Oops, I inserted a paragraph in the wrong place. If you swap the last two paragraphs, it'll be more readable, although the concluding note will be in the wrong place. :)

Kernel bugs: out of control?

Posted May 16, 2006 17:49 UTC (Tue) by oak (guest, #2786) [Link]

> And 2.6.0 through 2.6.8 or so worked great on that same board....
> so I really shouldn't have HAD to file bug reports. I was, after all,
> tracking a 'stable' kernel. Stuff that worked in 2.6.0 should work
> in 2.6.16.

You cannot really expect that unless you know that there's
a regularly executed test setup:
- with the same HW as yours
- with the similar software and same kind of load as yours

For example fixing a bug (for a setup developer has) might make
(e.g. an already existing) bug somewhere else in the code happen
more likely in your setup.

Only testing and error detection inside & outside kernel can
help in catching those. The testing has to be automated,
it should not produce (too many) false positives, and it has
to pinpoint fairly well where the problem happens so that
the bugs can be fixed. Otherwise only alternative developer
has is to resolve the bugs as WORKSFORME.

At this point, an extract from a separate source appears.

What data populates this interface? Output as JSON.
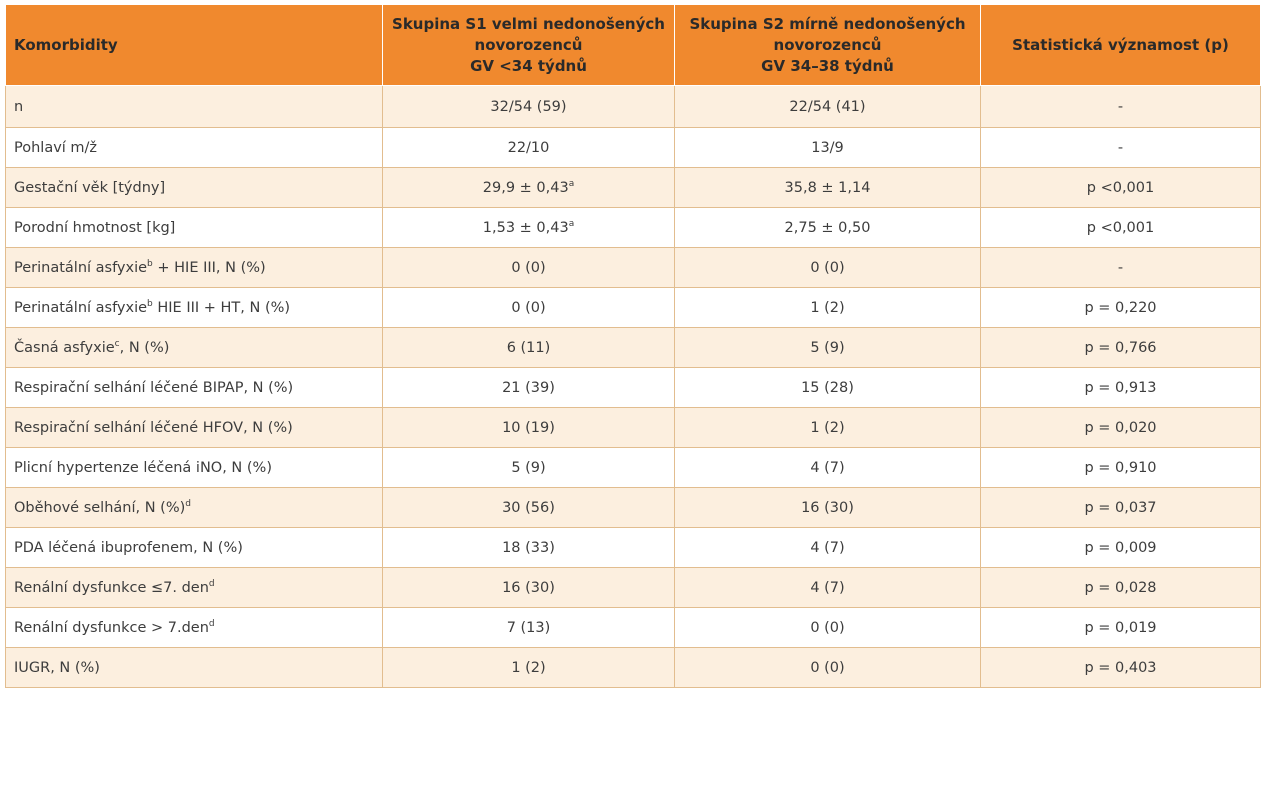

It would be nice if kernel developers would provide an automated
test-set for people who "live on the bleeding edge" which they could
run on their test setups before deploying the kernel on production
machine. If the test-set outputs an error, you could just forward
it to kernel.org and the automatically produced bug report would
have all the relevant info; your kernel config, HW info, OOPS etc...

If the automated test-set would go through, then you could do your
own tests on the kernel before putting it into real use. And if
those fail, you could propose tests to be added to the automated
test-set so that those kind of problems are caught earlier.